Aux prises depuis des mois avec une hausse brutale des taux d'intérêt et la perspective d'un ralentissement économique, voire d'une récession, la place new-yorkaise "a déjà beaucoup de sujets de préoccupation" et s'intéresse globalement peu à ce scrutin qui déchaîne pourtant les passions aux Etats-Unis, selon Patrick O'Hare, de Briefing.com.
"Le marché y pense, mais il se préoccupe davantage de la Réserve fédérale et des turbulences au Royaume-Uni", renchérit David Kotok, de Cumberland Advisors, à propos d'une échéance électorale qui va cristalliser, pour de nombreux électeurs américains, un choix de société.
Selon Sam Stovall, de CFRA, l'indice le plus représentatif des actions américaines, le S&P 500, est systématiquement monté lors de l'année qui a suivi les 19 élections de mi-mandat présidentiel organisées depuis la fin de la Seconde Guerre mondiale.
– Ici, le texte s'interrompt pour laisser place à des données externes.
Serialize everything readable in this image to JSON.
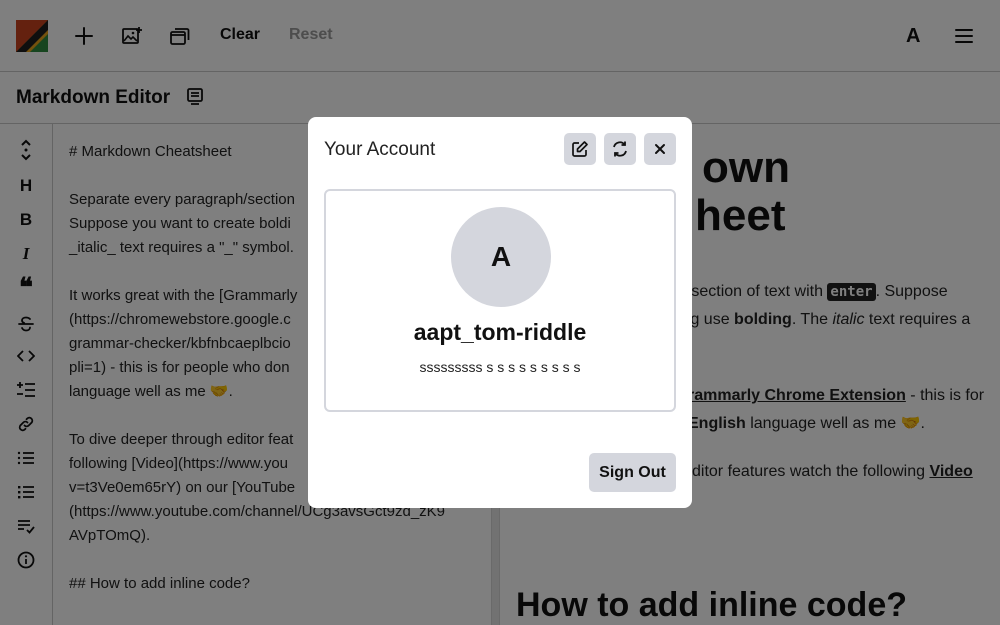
{
  "toolbar": {
    "clear_label": "Clear",
    "reset_label": "Reset",
    "font_label": "A"
  },
  "header": {
    "title": "Markdown Editor"
  },
  "editor": {
    "lines": [
      "# Markdown Cheatsheet",
      "",
      "Separate every paragraph/section",
      "Suppose you want to create boldi",
      "_italic_ text requires a \"_\" symbol.",
      "",
      "It works great with the [Grammarly",
      "(https://chromewebstore.google.c",
      "grammar-checker/kbfnbcaeplbcio",
      "pli=1) - this is for people who don",
      "language well as me 🤝.",
      "",
      "To dive deeper through editor feat",
      "following [Video](https://www.you",
      "v=t3Ve0em65rY) on our [YouTube",
      "(https://www.youtube.com/channel/UCg3avsGct9zd_zK9",
      "AVpTOmQ).",
      "",
      "## How to add inline code?"
    ]
  },
  "preview": {
    "h1_line1": "own",
    "h1_line2": "heet",
    "p1_a": "n/section of text with ",
    "p1_code": "enter",
    "p1_b": ". Suppose",
    "p2_a": "ing use ",
    "p2_bold": "bolding",
    "p2_b": ". The ",
    "p2_italic": "italic",
    "p2_c": " text requires a",
    "p3_link": "rammarly Chrome Extension",
    "p3_b": " - this is for",
    "p4_bold": "English",
    "p4_b": " language well as me 🤝.",
    "p5_a": "ditor features watch the following ",
    "p5_link": "Video",
    "h2": "How to add inline code?"
  },
  "modal": {
    "title": "Your Account",
    "avatar_initial": "A",
    "username": "aapt_tom-riddle",
    "bio": "sssssssss s s s s s s s s s",
    "sign_out_label": "Sign Out"
  },
  "colors": {
    "overlay": "rgba(0,0,0,0.5)",
    "button_gray": "#d4d6dd",
    "border_gray": "#c9c9c9"
  }
}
Mais les 12 prochains mois pourraient créer un précédent, car les analystes voient majoritairement la Bourse de New York aller plus bas avant de rebondir une fois l'économie entrée en récession, en 2023.
Depuis plusieurs jours, tous les sondages donnent les républicains en tête.
La reconquête d'au moins une des deux chambres du Congrès par l'opposition entraînerait une cohabitation et "un blocage à Washington, ce qui tend à ne pas être mauvais pour les marchés, parce que cela signifie le statu quo" politique, explique Carl Riccadonna, économiste de BNP Paribas. "Il n'y aurait plus d'initiatives majeures."
"On a dépensé beaucoup d'argent durant cette pandémie", rappelle Patrick O'Hare, pour qui les opérateurs ne seraient pas contre une réduction de la voilure budgétaire.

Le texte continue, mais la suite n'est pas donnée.